In contrast to the cantonment, Peshawar City was a maze of tiny streets, many impassable for automobiles. The city was surrounded by a massive wall, with a huge fort on the western edge to ward off attackers from the wilds of the Khyber Pass tribal areas on the Afghan border. Until the 1950’s, the gates of the Peshawar walls were closed at night. Enclosed by its wall, the city grew upward instead of outward. Buildings towered precariously five or six stories high without evidence of engineering plans. Many narrow streets were blocked by huge timbers supporting the upper floors of mud brick buildings.
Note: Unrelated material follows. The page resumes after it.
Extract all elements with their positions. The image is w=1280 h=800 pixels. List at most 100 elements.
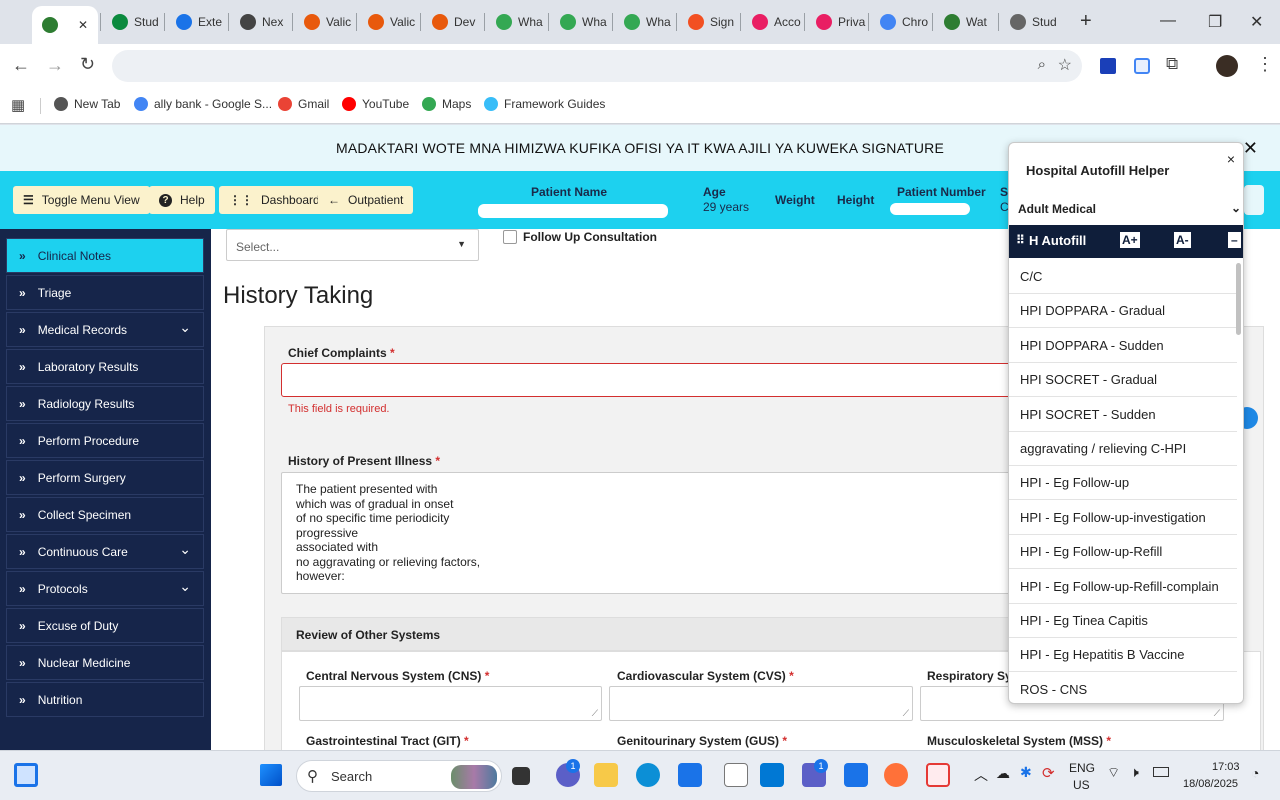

The center of the old city was the Chowk Yadgar or Memorial Square. It was fascinating to watch the constant parade of people and animals there. At any time of day, legless beggars pushed themselves on little carts, colorfully robed holy men, water buffaloes, two-wheeled horse carts (tongas), three-wheeled scooter taxis, laborers hauling wooden carts of freight, barefoot villagers in baggy pants carrying their shoes to rest their feet, Punjabi businessmen in suits, drink vendors with carts with citrus juicers, dusty glasses and sugar cane, and small boys hurrying to deliver tiny pots of tea on trays to offices and stores. Business deals and discussions always required a cup of “Peshawari Chai” green tea with sugar and cardamom. Afghan merchants carrying rolled red carpets would stride past peddlers selling spicey fried vegetables and meats, herds of goats, sheep, and cattle occasionally blocked the way, followed by children collecting dung for fuel. Strings of camels added to the traffic confusion. Always groups of Pathans, swaggering, hawk-nosed tall men wearing turbans, long shirts, and baggy pants, bristling with daggers, pistols, and rifles. Amid the variety of life on the city streets, one segment of the population was conspicuous by its absence: The women. Now and then a figure swathed head to toe in black silk or white cotton cloth would pass on foot or in a tonga. The only visible women were foreigners like me or women visiting from Karachi or Lahore. The latter were usually riding in a taxi or a car. In the cantonment the wives of military officers could be seen in the shopping area occasionally, but that was a different world from the old city.